I took a deep breath. I exhaled. And then I launched into a twenty-minute dissertation, just an absolute onslaught, an avalanche of words. He kept trying to interrupt, trying to get a word in, and I absolutely would not let him. I was like a little used-car salesman. “Whaddaya want? You want character voices? I can do character voices.” Then I’d run through my whole carefully rehearsed repertoire, all those voices and sketches and improv routines I’d honed with my cousin Michael and a tiny cassette recorder. “You want a cool guy? I can be a cool guy.” Then I’d pop the collar on my jacket, pretend to slick back my hair, and do my best impression of The Fonz, the coolest guy I knew. When I finished my sermon and finally shut my mouth, Donner leaned forward a little in his chair.
“Well, I’m not going to argue with you,” he said. “You definitely seem like Mouth to me.”
The Goonies was the first job that I really, really wanted. I wanted to perform. To deliver. I wanted to redeem myself from that earlier streak of being an obnoxious brat on the set. Plus, I knew that if Steven was producing it, it would be a great movie. And if Richard Donner, the director of Superman, was doing it, it would definitely be a great movie. Now I just had to wait around and see if they would give me a chance.
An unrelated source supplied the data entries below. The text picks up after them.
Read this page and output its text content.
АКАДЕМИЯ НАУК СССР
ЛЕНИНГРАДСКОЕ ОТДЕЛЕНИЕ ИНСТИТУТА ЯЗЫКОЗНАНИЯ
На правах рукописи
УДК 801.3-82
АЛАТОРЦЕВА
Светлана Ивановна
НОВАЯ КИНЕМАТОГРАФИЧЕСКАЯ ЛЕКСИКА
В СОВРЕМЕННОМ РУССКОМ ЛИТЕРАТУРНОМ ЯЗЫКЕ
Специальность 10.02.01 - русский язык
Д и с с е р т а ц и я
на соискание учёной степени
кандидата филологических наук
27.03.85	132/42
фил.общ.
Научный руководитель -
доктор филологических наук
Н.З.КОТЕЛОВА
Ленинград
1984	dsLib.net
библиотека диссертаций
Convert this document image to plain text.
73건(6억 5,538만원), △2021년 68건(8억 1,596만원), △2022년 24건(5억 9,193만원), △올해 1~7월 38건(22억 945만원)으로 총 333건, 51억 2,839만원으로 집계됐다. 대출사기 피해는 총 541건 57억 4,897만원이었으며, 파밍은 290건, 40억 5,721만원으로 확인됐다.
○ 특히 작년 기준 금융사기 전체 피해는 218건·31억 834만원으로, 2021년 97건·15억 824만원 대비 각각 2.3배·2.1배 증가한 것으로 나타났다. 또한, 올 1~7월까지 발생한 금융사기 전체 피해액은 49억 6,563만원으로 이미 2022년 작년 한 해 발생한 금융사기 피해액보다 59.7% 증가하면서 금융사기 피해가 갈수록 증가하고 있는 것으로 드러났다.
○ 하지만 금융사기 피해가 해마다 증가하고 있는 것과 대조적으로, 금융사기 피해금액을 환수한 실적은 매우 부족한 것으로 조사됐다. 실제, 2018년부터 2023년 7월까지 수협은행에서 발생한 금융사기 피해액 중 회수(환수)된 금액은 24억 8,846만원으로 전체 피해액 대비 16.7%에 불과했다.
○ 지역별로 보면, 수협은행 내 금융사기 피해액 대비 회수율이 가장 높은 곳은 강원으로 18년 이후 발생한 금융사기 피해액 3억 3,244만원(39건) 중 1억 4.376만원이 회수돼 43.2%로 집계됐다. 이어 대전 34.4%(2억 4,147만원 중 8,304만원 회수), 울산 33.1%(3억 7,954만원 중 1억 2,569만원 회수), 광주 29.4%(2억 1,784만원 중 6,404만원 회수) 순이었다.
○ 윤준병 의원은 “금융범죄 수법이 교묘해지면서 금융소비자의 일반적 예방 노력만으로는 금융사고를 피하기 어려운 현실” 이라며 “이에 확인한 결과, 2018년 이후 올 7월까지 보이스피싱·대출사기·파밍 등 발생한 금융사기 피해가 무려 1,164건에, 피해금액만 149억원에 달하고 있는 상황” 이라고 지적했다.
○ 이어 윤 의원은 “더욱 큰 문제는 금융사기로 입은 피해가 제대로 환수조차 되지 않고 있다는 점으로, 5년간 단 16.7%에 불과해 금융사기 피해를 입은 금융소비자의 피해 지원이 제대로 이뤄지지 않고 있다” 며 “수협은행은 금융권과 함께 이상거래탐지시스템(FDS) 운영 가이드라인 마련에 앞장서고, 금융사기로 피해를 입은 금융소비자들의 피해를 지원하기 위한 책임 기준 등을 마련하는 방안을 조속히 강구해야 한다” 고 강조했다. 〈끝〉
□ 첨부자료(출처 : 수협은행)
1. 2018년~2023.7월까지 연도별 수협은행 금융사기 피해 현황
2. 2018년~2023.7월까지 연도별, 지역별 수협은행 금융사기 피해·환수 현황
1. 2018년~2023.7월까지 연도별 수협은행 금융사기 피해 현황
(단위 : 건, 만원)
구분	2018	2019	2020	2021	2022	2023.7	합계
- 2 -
I will never forget the day that script arrived. I had been sitting in my grandparents’ kitchen when Iris called to tell me I got the job, that they were messengering the pages right over. Not only did this mean I had done it, it meant at least three months of freedom, of shooting on location. It meant being around other kids my age. It meant three months of a normal life. Ironic, considering that I was signing on to make an epic adventure movie, for three months of intense work, for more professional pressure than I had ever before experienced. But all of that sounded like a field trip. And I needed one. Because only weeks before that initial call from Amblin, I had swallowed a bottle of aspirin. That was the first time I tried to kill myself.